Is the peer-review system broken?

Politics is impinging on editorial policy


Peer-review is supposed to be the gold standard of research, underpinning credibility and accuracy in academic and scientific findings. There is no doubt that a review process by qualified specialists should improve quality, provided it doesn’t become a gatekeeping exercise for dogmatic orthodoxy. However, several examples over the last 15 months have highlighted that peer-review may not be the guarantee of accuracy and quality that it should be.

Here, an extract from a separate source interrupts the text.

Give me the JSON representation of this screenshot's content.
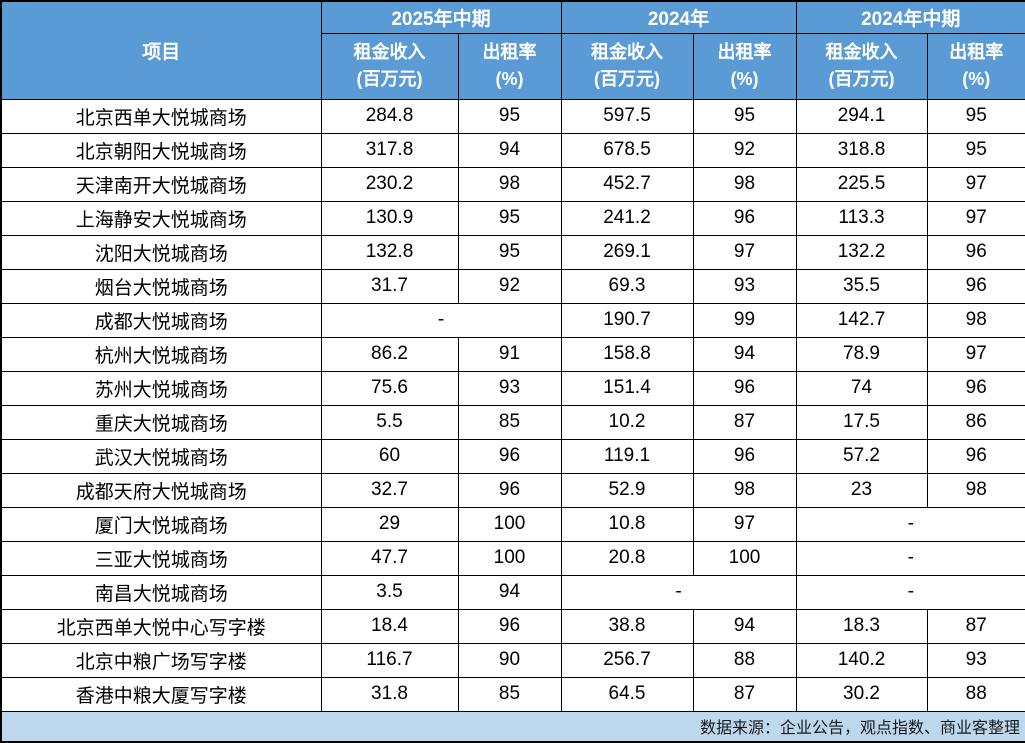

The refusal of several journals to publish the results of the first randomised controlled trial of face masks for COVID-19 appears to have been the result of it not giving the politically desired outcome. There has also been similar resistance to publishing an important review paper on the effectiveness of ivermectin in treating COVID-19. On the other hand, a study showing hydroxychloroquine was harmful to COVID-19 patients was published — before having to be retracted after the underlying data was exposed as faulty and possibly fabricated

Studies of vaccine effectiveness have been criticised for numerous failings, including not taking into account background viral incidence, differences in testing protocols between vaccinated and unvaccinated and other relevant factors, not stating the less flattering figures of absolute risk reduction and number needed to vaccinate, and not reporting safety data. If peer-review was working as it should, these gaps and errors would be picked up and addressed prior to publication. As it is, by missing them and by allowing politics to impinge on editorial policy, journals are doing their credibility — not to mention general trust in science — no favours.